Enfin, je tiens à rappeler que ce n’est pas le rôle du Conseil supérieur de l’audiovisuel, le CSA, de dire ce qui est vrai et ce qui est faux. Dans la lutte contre les fausses informations, le CSA a un rôle à jouer. Je l’ai défendu lors de l’examen de la proposition de loi relative à la lutte contre la manipulation de l’information. Mais ce rôle, c’est de vérifier que les plateformes mettent en place des procédures pour lutter contre la manipulation de l’information, pas de dire ce qu’est une infox, c’est-à-dire une fausse information !
Mesdames, messieurs les sénateurs, la proposition de loi qu’il vous est proposé d’examiner est absolument essentielle pour notre démocratie. De son adoption dépend la survie d’une presse indépendante et libre. Plus largement, de la transposition de la directive Droit d’auteur dépend la protection de nos auteurs, de nos créateurs et de nos valeurs.
Si ce texte est indispensable, il ne procède à la transposition que d’une partie de la directive précitée. Je souhaiterais vous en donner les prochaines étapes.
Je l’ai dit, l’un des facteurs clés de la réussite de la négociation de ce texte a été la mobilisation sans faille, avec un front uni, de tous les secteurs, de toutes les parties prenantes. Et je veux leur dire à tous que la mobilisation du Gouvernement continue sur l’ensemble des autres sujets, pour aboutir à une transposition rapide de dispositions essentielles.
Je pense aux articles 17 et 18, anciennement articles 13 et 14, de la directive Droit d’auteur qui étaient au cœur des négociations. Ceux-ci permettront d’imposer aux plateformes une juste rémunération des créateurs pour les contenus qu’elles réutilisent, et une rémunération juste et proportionnelle des auteurs.
Nous avons fait des propositions de rédaction sur les articles 17, 18 et suivants. Elles sont toujours en cours de concertation avec le secteur.

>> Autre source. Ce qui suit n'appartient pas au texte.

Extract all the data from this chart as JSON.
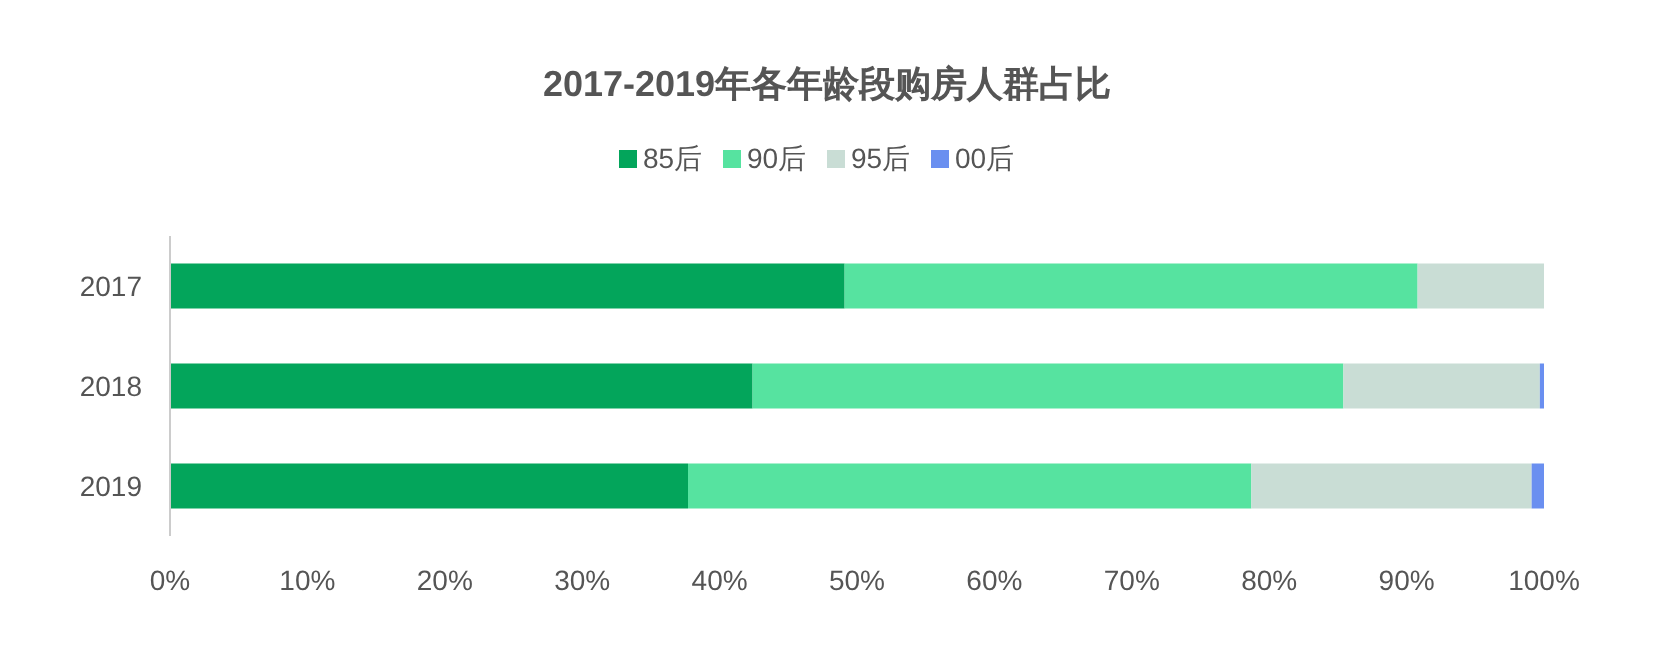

Je pense également à d’autres dispositions essentielles : la sécurisation du dispositif ReLIRE, beau projet français de numérisation des livres indisponibles, que nous devons mettre en conformité avec le droit européen pour permettre sa poursuite ; l’adaptation des dispositions issues de la loi relative à la liberté de la création, à l’architecture et au patrimoine, dite loi LCAP, pour les moteurs de référence d’images, afin, là encore, de les mettre en conformité avec le droit européen de manière à en assurer l’application effective ; le principe d’injection directe de la directive dite « Cabsat ».
Ces dispositions seront intégrées au projet de loi relatif à l’audiovisuel, lequel – vous le savez – sera présenté à la fin du mois d’octobre en conseil des ministres, et examiné en janvier 2020 à l’Assemblée nationale, comme l’a annoncé le Premier ministre – un projet de loi que vous étudierez, j’en suis certain, avec le même esprit constructif que la proposition de loi qui nous réunit aujourd’hui.